Luego de dedicar un capítulo al sentido de ataque y otro a la trascendencia de los yerros, el casacionista finalizó al exponer que, al realizar una construcción indebida del indicio, se produjo una sentencia condenatoria sin tener siquiera demostrada la premisa mayor y el hecho indicado, con lo que el fallador llevó a cabo un juicio de raciocinio inadecuado y dio por sentada la certeza más allá de toda duda, cuando es evidente que no se logró ese estándar exigido por la ley. En su concepto, el indicio no es necesario ni convergente respecto a la autoría de Aaron Rabinovich Jamri, menos en lo que concierne al tipo subjetivo, o el plan o división de trabajo.
Solicita casar la sentencia recurrida y absolver al enjuiciado por el delito de fraude procesal enrostrado.

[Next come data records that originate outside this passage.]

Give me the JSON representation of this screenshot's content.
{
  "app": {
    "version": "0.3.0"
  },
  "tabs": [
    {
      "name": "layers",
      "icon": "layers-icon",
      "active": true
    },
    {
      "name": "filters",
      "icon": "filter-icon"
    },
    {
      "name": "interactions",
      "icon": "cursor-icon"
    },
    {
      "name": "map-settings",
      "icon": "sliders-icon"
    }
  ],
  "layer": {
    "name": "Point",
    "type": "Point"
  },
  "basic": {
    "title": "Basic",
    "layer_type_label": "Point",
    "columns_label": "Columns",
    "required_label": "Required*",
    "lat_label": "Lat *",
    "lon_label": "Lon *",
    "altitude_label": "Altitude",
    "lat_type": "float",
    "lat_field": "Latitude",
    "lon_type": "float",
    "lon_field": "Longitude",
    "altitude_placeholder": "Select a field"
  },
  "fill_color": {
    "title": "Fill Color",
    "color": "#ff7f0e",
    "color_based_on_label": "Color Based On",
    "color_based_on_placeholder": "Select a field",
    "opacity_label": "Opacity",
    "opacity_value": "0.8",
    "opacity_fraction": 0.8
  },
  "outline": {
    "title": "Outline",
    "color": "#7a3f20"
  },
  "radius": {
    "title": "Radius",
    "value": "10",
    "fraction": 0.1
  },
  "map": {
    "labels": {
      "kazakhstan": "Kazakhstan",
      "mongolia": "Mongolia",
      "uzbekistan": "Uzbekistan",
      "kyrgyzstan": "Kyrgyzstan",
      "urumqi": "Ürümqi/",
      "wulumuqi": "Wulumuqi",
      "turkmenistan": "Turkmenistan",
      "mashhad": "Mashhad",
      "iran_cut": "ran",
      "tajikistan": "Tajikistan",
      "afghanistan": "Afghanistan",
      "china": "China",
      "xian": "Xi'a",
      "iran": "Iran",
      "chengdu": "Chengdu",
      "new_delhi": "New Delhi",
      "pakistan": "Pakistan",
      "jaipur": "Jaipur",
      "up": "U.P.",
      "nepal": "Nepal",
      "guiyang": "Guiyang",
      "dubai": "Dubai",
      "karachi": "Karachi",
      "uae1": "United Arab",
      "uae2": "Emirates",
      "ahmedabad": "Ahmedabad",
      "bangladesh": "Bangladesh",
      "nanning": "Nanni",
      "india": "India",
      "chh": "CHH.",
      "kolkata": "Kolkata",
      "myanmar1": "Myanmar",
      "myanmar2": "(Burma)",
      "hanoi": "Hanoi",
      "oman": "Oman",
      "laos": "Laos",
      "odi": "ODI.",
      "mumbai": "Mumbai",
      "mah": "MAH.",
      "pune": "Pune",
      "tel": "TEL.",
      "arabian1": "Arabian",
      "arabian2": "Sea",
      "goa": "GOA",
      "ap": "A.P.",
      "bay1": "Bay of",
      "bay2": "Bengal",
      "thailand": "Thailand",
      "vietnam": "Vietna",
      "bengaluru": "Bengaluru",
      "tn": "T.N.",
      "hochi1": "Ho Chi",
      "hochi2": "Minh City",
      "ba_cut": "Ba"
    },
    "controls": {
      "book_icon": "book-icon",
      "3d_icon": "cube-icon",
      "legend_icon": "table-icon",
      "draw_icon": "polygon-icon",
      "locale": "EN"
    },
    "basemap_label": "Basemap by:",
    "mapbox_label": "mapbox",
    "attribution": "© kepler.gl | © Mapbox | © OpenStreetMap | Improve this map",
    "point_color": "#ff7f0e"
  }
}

3.3.2.5 Consideraciones de la Sala
En el primer cargo se hace alusión a un falso juicio de existencia por suposición, en relación con la transliteración de algunas interceptaciones telefónicas.
Como viene de explicarse, cuando la postulación se enmarca en el denominado falso juicio de existencia por suposición, al demandante le corresponde acreditar que el fallador supuso una prueba que no obra en el proceso, o que dio por declarado unos hechos que ninguna prueba respalda.
La deficiencia en la sustentación del cargo es ostensible, pues, de forma contradictoria, a la par que invoca la suposición de las transliteraciones, de su alegato subyace el reconocimiento de la existencia de aquel medio suasorio, sólo que, ante el extravío de las interceptaciones telefónicas, lo tilda de carecer de valor probatorio, lo cual, en su sentir, apenas si constituye prueba de referencia, con las consecuencias que ello conlleva.
Así, mientras denuncia un error de existencia por suposición, admite que las transliteraciones fueron incorporadas al paginario por el ente instructor, por ende, resulta incoherente que fustigue que el juez supuso la prueba de responsabilidad de su defendido en el delito de fraude procesal.
La falta de claridad y sentido de la violación dan al traste con la solicitud del impugnante, razón suficiente para inadmitir el primer cargo elevado.
Igual suerte corre el segundo reparo, en el que, al acusar un falso juicio de existencia por omisión, el actor sostiene que el fallador de primer grado le dio credibilidad a las transliteraciones y citó algunas de las consideraciones expuestas en su sentencia en relación con el manejo de la evidencia por parte de la fiscalía, para concluir que el Tribunal omitió tener en cuenta aspectos probatorios trascendentes que habrían conducido a excluirlas de valoración.
Este lacónico reclamo es insuficiente para edificar un cargo atendible en la sede extraordinaria, como quiera que, en términos generales, el recurrente simplemente se dedicó a relacionar apartes del fallo en los que el juez a quo expuso lo que, a su juicio, constituyeron dislates en el procedimiento que se siguió frente a las interceptaciones y que trajo consigo que solo fueran objeto de valoración los documentos en los que se encuentran recogidas las conversaciones. Sin embargo, ningún esfuerzo dialéctico dedicó para enseñar por qué el Tribunal incurrió en el error demandado.
En últimas, el reclamo se reduce a la presunta omisión, no de la prueba en sí, sino de la valoración que de ella hizo el juez de primera instancia, circunstancia que impide a la Corte asumir el estudio correspondiente, ante los evidentes defectos del reparo planteado. En las anteriores condiciones, el cargo formulado no se sujeta a las exigencias técnicas que lo hagan plausible en esta sede, por tanto, no será admitido.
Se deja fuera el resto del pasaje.